Um impulso deverá vir dos caminhões, cuja produção recuou 36,2% em relação aos primeiros sete meses de 2022 – queda esperada, uma vez que frotistas anteciparam suas compras nos últimos anos para fugir dos reajustes de preços previstos para a linha 2023, em decorrência da entrada da tecnologia Euro 6 de controle de emissões de poluentes. As vendas de máquinas agrícolas, que recuaram 6,8% no primeiro semestre, também devem se recuperar com o aumento de 36% nos recursos para a aquisição de máquinas e equipamentos do Plano Safra 2023/24.
A Iochpe-Maxion, fabricante de rodas automotivas e componentes estruturais, espera ampliar as encomendas com um investimento de R$ 100 milhões em sua fábrica de Cruzeiro (SP), a partir de 2024. A companhia possui 32 fábricas em 14 países e teve faturamento de R$ 16,9 bilhões em 2022, sendo 30% na América do Sul. A capacidade instalada nas cinco fábricas do Brasil aumentou de 75% para quase 80% em 2022. Neste ano, as unidades brasileiras vão receber R$ 90 milhões para modernização e melhorias nos processos produtivos. “Vamos ganhar competitividade e reduzir em 30% nossas emissões de dióxido de carbono”, diz Oliveira. A meta é a neutralidade de emissões de CO2 até 2040.
No primeiro semestre do ano, a produção de bens de capital recuou 9,7% em relação ao mesmo período de 2022. “O otimismo com a conjuntura só vingará quando voltarem os investimentos na própria indústria”, diz Rafael Cagnin, do IEDI.

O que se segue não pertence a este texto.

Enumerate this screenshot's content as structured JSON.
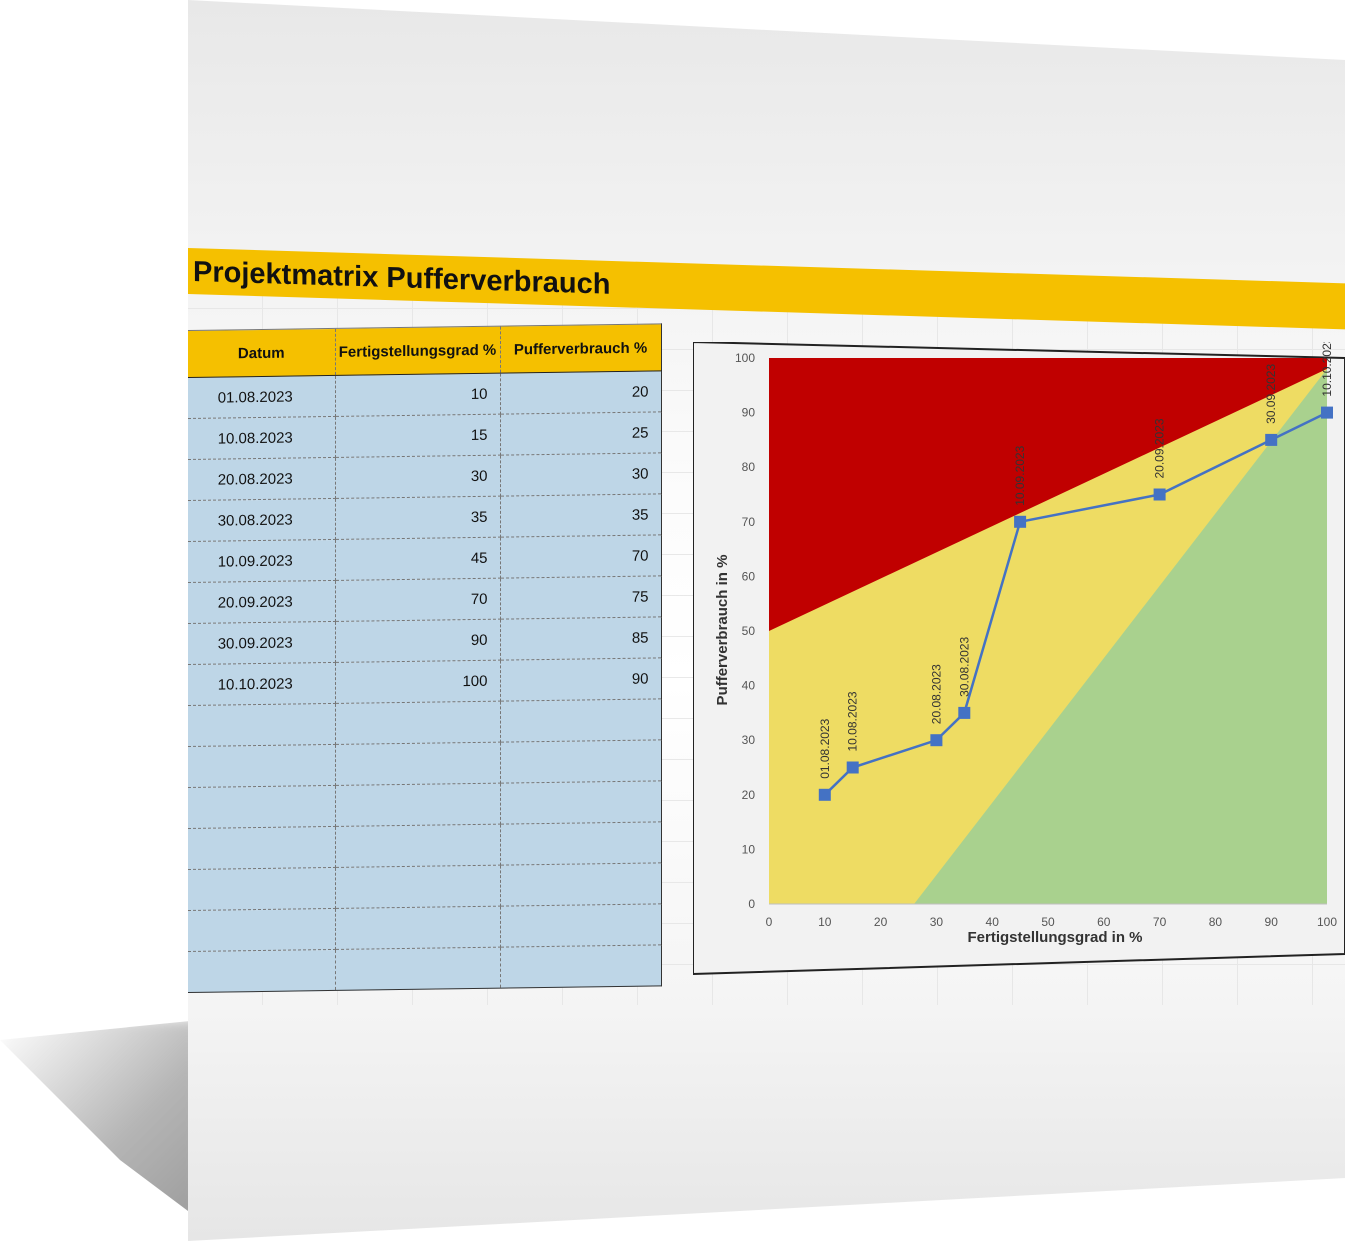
{
  "title": "Projektmatrix Pufferverbrauch",
  "table": {
    "headers": [
      "Datum",
      "Fertigstellungsgrad %",
      "Pufferverbrauch %"
    ],
    "rows": [
      [
        "01.08.2023",
        "10",
        "20"
      ],
      [
        "10.08.2023",
        "15",
        "25"
      ],
      [
        "20.08.2023",
        "30",
        "30"
      ],
      [
        "30.08.2023",
        "35",
        "35"
      ],
      [
        "10.09.2023",
        "45",
        "70"
      ],
      [
        "20.09.2023",
        "70",
        "75"
      ],
      [
        "30.09.2023",
        "90",
        "85"
      ],
      [
        "10.10.2023",
        "100",
        "90"
      ]
    ],
    "empty_rows": 7
  },
  "colors": {
    "title_band": "#f5c000",
    "table_body": "#bed6e7",
    "zone_red": "#c00000",
    "zone_yellow": "#eedc63",
    "zone_green": "#a9d18e",
    "series": "#4472c4"
  },
  "chart_data": {
    "type": "line",
    "xlabel": "Fertigstellungsgrad in %",
    "ylabel": "Pufferverbrauch in %",
    "xlim": [
      0,
      100
    ],
    "ylim": [
      0,
      100
    ],
    "xticks": [
      "0",
      "10",
      "20",
      "30",
      "40",
      "50",
      "60",
      "70",
      "80",
      "90",
      "100"
    ],
    "yticks": [
      "0",
      "10",
      "20",
      "30",
      "40",
      "50",
      "60",
      "70",
      "80",
      "90",
      "100"
    ],
    "zones": [
      {
        "color": "red",
        "boundary_from": [
          0,
          50
        ],
        "boundary_to": [
          100,
          98
        ]
      },
      {
        "color": "yellow"
      },
      {
        "color": "green",
        "boundary_from": [
          26,
          0
        ],
        "boundary_to": [
          100,
          98
        ]
      }
    ],
    "points": [
      {
        "x": 10,
        "y": 20,
        "label": "01.08.2023"
      },
      {
        "x": 15,
        "y": 25,
        "label": "10.08.2023"
      },
      {
        "x": 30,
        "y": 30,
        "label": "20.08.2023"
      },
      {
        "x": 35,
        "y": 35,
        "label": "30.08.2023"
      },
      {
        "x": 45,
        "y": 70,
        "label": "10.09.2023"
      },
      {
        "x": 70,
        "y": 75,
        "label": "20.09.2023"
      },
      {
        "x": 90,
        "y": 85,
        "label": "30.09.2023"
      },
      {
        "x": 100,
        "y": 90,
        "label": "10.10.2023"
      }
    ]
  }
}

No setor de proteína animal, o excesso de oferta de aves no mercado global e as margens estreitas no negócio de bovinos nos Estados Unidos são os desafios da JBS para obter um bom desempenho em 2023. “Os números do segundo trimestre demonstram a força da nossa plataforma global e a capacidade para implementarmos as medidas operacionais necessárias para melhorar nossa performance comercial e industrial”, diz Gilberto Tomazoni, CEO global da empresa. “Estamos confiantes que encontramos o caminho de recuperação das nossas margens”, completa o executivo.